Solomon had trials with Luton Town early in 2022, however, it was not until September 2022 that he left Jersey Bulls for Marine who play two divisions higher in the English football pyramid. He played the final game of his spell at Jersey Bulls on 24 September 2022. He left the club having become Jersey Bull’s highest ever goal scorer, with a record 60 goals in 71 games in the Combined Counties Football League.

===Marine===
Solomon scored his first goals for Marine when he netted a brace away at Whitby Town on 20 October 2022 in a Northern Premier League fixture. He played in the 2023 Liverpool Senior Cup final, which Marine won on penalties against Runcorn Linnets. In the 2023–24 season, he played and scored in the Liverpool Senior Cup final against City of Liverpool, which Marine won 2–0, and played a part in Marine's promotion to the National League North via the playoffs. He turned down a new contract at Marine in 2024.

===Tranmere Rovers===
On 1 July 2024, Tranmere Rovers announced the signing of Solomon on an initial one-year contract.

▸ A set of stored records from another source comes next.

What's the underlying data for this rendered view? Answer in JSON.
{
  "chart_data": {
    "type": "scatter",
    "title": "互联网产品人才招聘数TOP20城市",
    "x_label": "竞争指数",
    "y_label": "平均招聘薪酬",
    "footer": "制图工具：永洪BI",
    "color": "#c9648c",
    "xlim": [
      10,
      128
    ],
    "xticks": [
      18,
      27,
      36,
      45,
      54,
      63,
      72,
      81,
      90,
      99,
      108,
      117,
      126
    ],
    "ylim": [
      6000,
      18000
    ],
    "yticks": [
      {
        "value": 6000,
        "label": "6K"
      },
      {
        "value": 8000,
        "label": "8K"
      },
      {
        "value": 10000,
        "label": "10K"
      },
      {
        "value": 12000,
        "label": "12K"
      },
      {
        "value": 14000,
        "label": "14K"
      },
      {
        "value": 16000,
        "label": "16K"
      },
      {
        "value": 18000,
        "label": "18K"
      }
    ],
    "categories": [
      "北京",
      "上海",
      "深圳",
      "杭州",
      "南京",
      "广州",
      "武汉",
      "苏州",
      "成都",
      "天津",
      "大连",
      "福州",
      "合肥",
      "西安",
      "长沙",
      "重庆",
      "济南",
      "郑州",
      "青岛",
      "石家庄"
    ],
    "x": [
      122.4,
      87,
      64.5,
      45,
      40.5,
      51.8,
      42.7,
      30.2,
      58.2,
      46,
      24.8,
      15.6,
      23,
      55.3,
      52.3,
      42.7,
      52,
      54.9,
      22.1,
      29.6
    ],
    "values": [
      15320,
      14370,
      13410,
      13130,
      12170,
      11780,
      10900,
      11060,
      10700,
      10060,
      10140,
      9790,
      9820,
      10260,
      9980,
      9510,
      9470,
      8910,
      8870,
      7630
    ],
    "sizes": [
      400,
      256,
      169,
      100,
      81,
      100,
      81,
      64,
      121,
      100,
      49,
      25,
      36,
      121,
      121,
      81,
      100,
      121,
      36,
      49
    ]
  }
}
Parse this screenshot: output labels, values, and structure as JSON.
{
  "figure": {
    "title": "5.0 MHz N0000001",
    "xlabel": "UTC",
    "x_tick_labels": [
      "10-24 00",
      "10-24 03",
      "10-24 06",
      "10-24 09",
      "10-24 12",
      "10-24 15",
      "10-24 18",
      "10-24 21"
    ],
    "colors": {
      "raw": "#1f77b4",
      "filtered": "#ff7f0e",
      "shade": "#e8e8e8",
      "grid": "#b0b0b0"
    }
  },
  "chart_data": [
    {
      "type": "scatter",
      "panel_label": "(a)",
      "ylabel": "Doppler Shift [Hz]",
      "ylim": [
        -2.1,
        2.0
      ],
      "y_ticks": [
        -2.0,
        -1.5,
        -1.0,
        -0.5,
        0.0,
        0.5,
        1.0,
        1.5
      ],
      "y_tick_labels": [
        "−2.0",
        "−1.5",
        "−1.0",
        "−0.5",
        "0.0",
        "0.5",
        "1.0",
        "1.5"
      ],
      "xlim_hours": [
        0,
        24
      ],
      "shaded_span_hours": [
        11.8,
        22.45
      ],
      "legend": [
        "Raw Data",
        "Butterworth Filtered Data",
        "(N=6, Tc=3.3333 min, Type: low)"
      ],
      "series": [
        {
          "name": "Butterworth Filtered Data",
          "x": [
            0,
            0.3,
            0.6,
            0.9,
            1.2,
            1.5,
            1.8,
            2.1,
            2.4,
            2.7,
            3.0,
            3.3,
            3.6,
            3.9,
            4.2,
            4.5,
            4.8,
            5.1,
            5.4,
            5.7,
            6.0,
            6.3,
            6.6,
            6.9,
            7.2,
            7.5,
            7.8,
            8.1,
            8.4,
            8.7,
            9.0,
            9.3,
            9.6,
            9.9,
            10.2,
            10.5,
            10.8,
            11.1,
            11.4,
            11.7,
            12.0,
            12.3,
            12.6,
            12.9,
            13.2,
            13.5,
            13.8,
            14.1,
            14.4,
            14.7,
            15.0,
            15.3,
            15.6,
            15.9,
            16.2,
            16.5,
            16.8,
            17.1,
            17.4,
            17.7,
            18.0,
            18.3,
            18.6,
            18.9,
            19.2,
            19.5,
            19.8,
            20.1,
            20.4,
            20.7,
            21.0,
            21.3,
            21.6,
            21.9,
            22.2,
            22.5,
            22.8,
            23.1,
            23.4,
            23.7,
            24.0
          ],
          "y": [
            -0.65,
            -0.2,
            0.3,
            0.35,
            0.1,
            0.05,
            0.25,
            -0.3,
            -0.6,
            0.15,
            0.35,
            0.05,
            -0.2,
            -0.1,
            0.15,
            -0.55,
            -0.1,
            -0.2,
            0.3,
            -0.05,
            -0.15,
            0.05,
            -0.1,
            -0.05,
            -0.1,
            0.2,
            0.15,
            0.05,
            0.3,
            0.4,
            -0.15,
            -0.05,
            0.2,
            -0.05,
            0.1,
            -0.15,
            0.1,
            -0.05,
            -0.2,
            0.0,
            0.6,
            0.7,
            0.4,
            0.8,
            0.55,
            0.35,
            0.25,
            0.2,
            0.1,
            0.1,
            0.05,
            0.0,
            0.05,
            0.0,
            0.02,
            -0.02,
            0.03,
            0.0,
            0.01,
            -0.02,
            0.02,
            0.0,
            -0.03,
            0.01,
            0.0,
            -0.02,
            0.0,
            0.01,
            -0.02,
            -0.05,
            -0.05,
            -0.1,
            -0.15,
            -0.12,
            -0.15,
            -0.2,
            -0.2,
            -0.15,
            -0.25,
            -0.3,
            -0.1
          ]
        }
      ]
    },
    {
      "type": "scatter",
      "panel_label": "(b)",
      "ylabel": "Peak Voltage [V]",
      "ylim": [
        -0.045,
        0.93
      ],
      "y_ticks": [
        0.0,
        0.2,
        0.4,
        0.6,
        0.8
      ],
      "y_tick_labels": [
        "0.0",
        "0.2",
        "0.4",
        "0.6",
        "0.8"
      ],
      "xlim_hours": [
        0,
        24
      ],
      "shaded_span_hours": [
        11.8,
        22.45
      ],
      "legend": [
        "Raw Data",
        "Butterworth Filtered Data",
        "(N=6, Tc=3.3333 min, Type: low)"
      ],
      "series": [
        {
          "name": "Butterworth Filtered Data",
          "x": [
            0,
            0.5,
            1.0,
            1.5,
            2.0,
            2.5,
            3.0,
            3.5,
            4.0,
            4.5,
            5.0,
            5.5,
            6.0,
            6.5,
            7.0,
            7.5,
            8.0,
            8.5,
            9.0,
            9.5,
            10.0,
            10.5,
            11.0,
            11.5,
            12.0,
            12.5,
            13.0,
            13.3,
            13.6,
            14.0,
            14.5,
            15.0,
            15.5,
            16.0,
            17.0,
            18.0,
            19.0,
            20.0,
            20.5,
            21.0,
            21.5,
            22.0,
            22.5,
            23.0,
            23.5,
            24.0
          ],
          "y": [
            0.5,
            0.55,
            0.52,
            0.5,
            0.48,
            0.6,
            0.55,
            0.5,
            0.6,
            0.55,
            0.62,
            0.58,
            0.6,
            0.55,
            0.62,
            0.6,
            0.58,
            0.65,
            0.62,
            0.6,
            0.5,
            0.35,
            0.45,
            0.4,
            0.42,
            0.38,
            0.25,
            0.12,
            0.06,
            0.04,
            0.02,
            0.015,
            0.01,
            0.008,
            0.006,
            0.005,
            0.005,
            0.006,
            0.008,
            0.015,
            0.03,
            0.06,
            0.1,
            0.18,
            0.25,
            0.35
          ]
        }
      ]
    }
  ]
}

He picked up his first league goal for the club in a 3-1 away defeat to Doncaster Rovers on 21 December 2024. On 12 May 2026, the club announced he would be leaving in the summer once his contract expired.

===Southport===
Following the expiry of his contract at Tranmere, it was announced on 19 June 2026 that Solomon had signed for Southport.

==International career==
In May 2018, Solomon represented Jersey's under-18 in the Junior Muratti against their counterparts from Guernsey, having played for Jersey's under-21's a month prior.

On April 27 2019, he played in a match against the Solomon Islands U17s, scoring a brace in a match that Jersey U18s lost 3-2.

In the summer of 2023, Solomon represented Jersey at the 2023 Island Games, scoring three goals as Jersey won the competition.

==Personal life==
He is a fan of Liverpool and Rangers through family connections.